Sources tell Ars Technic that Apple will announce such a tool at their press event in New York City on Thursday.

Inkling CEO Matt MacInnis agrees that such a move would be very likely. Foresman asked the question of MacInnis, “Will Apple launch a sort of GarageBand for e-books?” His response? “That’s what we believe you’re about to see” (and our other sources agree). MacInnis continued, “Publishing something to ePub is very similar to publishing web content. Remember iWeb? That iWeb code didn’t just get flushed down the toilet—I think you’ll see some of [that code] re-purposed.”

So what does this mean for travel bloggers if Apple makes this announcement on Thursday? Are we about to see a flood of new e-books come out of the travel blogging community?

Image: Changhai Travis


8 thoughts on “Is Apple About to Change the Publishing World by Launching a Sort of GarageBand for e-books?
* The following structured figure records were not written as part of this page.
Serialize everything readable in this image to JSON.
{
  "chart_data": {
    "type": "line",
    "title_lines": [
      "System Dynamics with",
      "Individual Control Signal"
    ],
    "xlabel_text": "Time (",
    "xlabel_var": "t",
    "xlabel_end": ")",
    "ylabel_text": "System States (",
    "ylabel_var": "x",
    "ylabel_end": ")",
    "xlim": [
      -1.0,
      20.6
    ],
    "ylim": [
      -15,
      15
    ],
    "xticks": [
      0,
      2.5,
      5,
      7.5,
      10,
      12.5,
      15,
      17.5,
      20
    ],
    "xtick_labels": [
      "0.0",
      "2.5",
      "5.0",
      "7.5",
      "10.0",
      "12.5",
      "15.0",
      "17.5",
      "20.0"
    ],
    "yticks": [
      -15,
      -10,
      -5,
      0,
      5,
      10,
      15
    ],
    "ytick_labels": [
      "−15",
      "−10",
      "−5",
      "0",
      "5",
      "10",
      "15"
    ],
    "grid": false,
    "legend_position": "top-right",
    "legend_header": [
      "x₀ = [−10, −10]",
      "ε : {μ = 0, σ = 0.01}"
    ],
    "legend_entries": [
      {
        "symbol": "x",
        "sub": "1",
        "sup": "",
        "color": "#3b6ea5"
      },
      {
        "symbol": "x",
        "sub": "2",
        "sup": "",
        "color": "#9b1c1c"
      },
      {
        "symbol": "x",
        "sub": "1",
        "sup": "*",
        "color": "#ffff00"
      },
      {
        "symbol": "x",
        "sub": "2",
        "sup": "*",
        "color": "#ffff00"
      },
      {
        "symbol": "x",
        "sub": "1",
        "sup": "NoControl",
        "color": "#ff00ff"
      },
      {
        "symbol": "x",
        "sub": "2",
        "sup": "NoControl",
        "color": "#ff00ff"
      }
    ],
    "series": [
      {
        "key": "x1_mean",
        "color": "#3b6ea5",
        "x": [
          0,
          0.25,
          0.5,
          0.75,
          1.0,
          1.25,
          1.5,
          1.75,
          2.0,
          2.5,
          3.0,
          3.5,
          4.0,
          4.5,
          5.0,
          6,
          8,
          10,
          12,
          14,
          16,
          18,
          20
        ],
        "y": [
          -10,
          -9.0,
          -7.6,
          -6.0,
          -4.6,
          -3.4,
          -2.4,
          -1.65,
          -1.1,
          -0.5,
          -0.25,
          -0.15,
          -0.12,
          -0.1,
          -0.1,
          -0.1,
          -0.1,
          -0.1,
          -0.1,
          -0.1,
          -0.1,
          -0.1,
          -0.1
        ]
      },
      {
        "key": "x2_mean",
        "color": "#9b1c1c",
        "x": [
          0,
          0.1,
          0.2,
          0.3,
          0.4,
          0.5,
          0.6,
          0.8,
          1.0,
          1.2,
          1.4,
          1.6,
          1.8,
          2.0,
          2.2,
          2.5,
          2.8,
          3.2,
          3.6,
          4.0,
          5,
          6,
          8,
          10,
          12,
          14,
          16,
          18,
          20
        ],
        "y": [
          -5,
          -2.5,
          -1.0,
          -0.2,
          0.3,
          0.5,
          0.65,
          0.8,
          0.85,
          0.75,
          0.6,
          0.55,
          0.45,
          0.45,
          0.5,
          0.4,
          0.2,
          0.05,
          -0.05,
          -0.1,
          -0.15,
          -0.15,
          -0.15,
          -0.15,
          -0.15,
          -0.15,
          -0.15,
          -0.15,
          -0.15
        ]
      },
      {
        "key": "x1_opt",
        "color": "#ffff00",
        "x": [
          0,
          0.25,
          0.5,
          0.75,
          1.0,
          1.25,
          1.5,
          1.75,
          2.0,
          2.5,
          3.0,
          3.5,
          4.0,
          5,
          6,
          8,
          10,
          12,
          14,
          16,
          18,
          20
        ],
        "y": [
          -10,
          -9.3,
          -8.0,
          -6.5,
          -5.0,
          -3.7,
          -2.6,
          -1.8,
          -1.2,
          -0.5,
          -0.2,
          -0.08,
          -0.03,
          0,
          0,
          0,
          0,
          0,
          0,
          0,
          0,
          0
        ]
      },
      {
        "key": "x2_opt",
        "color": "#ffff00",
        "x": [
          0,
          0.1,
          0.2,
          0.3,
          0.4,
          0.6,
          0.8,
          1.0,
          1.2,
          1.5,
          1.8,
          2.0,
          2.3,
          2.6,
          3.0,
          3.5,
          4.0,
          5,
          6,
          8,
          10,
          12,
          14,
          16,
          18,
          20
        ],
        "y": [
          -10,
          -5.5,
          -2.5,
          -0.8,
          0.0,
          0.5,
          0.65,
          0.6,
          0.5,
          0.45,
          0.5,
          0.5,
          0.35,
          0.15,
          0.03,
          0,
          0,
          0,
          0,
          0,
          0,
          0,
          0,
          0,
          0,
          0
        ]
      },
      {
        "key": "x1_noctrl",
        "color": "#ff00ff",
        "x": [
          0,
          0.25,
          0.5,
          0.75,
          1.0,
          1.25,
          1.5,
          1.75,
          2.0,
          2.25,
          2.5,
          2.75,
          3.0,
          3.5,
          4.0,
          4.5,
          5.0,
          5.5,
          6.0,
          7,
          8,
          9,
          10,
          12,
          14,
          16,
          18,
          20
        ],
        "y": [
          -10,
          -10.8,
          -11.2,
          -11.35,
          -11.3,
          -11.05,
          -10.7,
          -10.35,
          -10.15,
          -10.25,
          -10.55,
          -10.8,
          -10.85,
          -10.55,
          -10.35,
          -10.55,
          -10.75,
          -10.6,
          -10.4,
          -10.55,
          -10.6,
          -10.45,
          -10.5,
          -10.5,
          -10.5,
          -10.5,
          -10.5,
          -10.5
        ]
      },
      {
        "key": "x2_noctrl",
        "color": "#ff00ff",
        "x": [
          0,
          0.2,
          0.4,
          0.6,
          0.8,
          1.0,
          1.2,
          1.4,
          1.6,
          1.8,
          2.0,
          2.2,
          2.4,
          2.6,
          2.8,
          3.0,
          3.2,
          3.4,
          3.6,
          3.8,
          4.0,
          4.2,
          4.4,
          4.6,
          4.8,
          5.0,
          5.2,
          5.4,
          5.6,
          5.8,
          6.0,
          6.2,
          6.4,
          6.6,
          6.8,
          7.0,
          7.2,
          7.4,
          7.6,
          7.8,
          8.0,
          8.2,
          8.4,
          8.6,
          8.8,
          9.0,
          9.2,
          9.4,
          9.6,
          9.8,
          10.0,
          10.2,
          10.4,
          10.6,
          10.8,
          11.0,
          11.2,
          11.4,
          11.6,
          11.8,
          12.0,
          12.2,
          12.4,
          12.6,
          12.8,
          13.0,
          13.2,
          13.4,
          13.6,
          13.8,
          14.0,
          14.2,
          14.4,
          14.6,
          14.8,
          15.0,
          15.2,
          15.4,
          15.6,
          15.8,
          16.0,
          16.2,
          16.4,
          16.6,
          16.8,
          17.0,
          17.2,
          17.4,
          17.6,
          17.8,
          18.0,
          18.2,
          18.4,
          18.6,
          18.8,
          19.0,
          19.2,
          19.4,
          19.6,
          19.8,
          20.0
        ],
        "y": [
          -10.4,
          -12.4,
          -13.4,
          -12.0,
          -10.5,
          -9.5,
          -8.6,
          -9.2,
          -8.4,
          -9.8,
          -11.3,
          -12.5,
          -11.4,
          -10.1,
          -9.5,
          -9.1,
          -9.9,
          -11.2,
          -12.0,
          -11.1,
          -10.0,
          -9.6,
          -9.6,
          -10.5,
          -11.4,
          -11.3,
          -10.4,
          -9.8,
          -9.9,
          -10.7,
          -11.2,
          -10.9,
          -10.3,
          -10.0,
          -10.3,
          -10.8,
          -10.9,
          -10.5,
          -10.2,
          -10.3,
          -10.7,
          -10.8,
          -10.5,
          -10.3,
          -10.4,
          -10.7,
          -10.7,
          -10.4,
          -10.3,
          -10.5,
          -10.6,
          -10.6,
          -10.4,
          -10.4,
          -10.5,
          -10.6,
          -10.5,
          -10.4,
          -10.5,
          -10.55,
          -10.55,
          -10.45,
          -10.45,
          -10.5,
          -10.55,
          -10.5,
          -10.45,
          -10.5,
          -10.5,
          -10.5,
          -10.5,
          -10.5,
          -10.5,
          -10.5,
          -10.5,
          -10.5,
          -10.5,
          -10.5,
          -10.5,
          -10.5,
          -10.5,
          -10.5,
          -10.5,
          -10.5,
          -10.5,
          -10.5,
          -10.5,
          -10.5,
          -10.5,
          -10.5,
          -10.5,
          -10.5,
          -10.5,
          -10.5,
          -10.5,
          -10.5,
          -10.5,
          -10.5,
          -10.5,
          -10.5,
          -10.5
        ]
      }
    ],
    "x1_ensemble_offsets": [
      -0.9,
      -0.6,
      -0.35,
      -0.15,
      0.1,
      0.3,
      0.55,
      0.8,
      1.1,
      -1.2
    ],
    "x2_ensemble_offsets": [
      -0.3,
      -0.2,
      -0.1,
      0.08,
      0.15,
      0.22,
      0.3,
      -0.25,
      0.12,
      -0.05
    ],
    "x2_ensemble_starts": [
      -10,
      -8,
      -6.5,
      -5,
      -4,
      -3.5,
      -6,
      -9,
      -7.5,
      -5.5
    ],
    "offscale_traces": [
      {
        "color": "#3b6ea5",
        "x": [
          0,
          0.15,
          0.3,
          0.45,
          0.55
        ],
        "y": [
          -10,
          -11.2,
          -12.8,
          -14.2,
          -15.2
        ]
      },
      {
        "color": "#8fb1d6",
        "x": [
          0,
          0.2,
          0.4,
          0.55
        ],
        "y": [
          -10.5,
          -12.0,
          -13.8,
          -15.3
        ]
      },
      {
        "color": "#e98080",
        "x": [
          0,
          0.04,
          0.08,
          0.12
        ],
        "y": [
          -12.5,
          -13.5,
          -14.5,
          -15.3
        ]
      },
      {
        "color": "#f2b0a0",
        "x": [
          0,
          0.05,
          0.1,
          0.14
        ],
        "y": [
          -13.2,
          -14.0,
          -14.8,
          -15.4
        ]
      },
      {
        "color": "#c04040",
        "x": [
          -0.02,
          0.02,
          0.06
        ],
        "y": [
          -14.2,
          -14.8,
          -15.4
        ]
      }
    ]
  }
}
  • The biggest challenge with e-books is distribution, and a “flood of new e-books” would simply make it even harder for unknown or low-profile authors to get their e-books in front of the public.

    Still, if someone were to come up with a simple, quick, easy-to-use publishing tool that would deliver and upload finished e-books to all of the major e-book vendors (such as Kindle, Barnes & Noble, and iTunes), it would be simpler for travel bloggers with audiences of reasonable size to offer their e-books to existing blog readers.

  • Is the process of publishing an ebook harder than it needs to be? Really? I’ve published several through Kindle, Amazon’s CreateSpace and in several other formats through Smashwords. It’s easy. If you can write a file, save it and upload it to a website, you can publish an ebook. The hard part is selling it. It always was. Making it available on Amazon or wherever, doesn’t guarantee anyone will (a) find it, and (b) buy it, any more than starting a travel blog will guarantee anyone will read it.

  • hey mike – i’ve never heard of smashwords… i’ll have to check it out, but from my own experience… it wasn’t an easy 1-2-3 kind of process to get an e-book with page-flip to work across all platforms.

  • Smashwords gives you a very good instruction manual and will get an ebook in the Apple Store, on the Nook, and various other places. I prefer to deal with Amazon and Kindle directly. I don’t know about doing fancy stuff like flipping pages. That certainly won’t be a 1-2-3 process, but plain vanilla text isn’t difficult. The fancy stuff is on the way soon, though.

  • According to this morning’s accounts of the Apple event in New York City, Apple’s new initiative isn’t about general e-book publishing–it’s about publishing interactive school textbooks for the iPad.

  • Yes, but according to Apple’s description, iBooks Author creates “multi-touch books” for a single platform: the iPad. That’s a far cry from a general e-book application that will “change the publishing world forever.”

    What’s more, Apple is pitching iBooks Author mostly as a textbook-creation tool–which is another way of saying that even Apple views books created with iBooks Author as products for a niche market, not as serious competitors for mainstream e-books.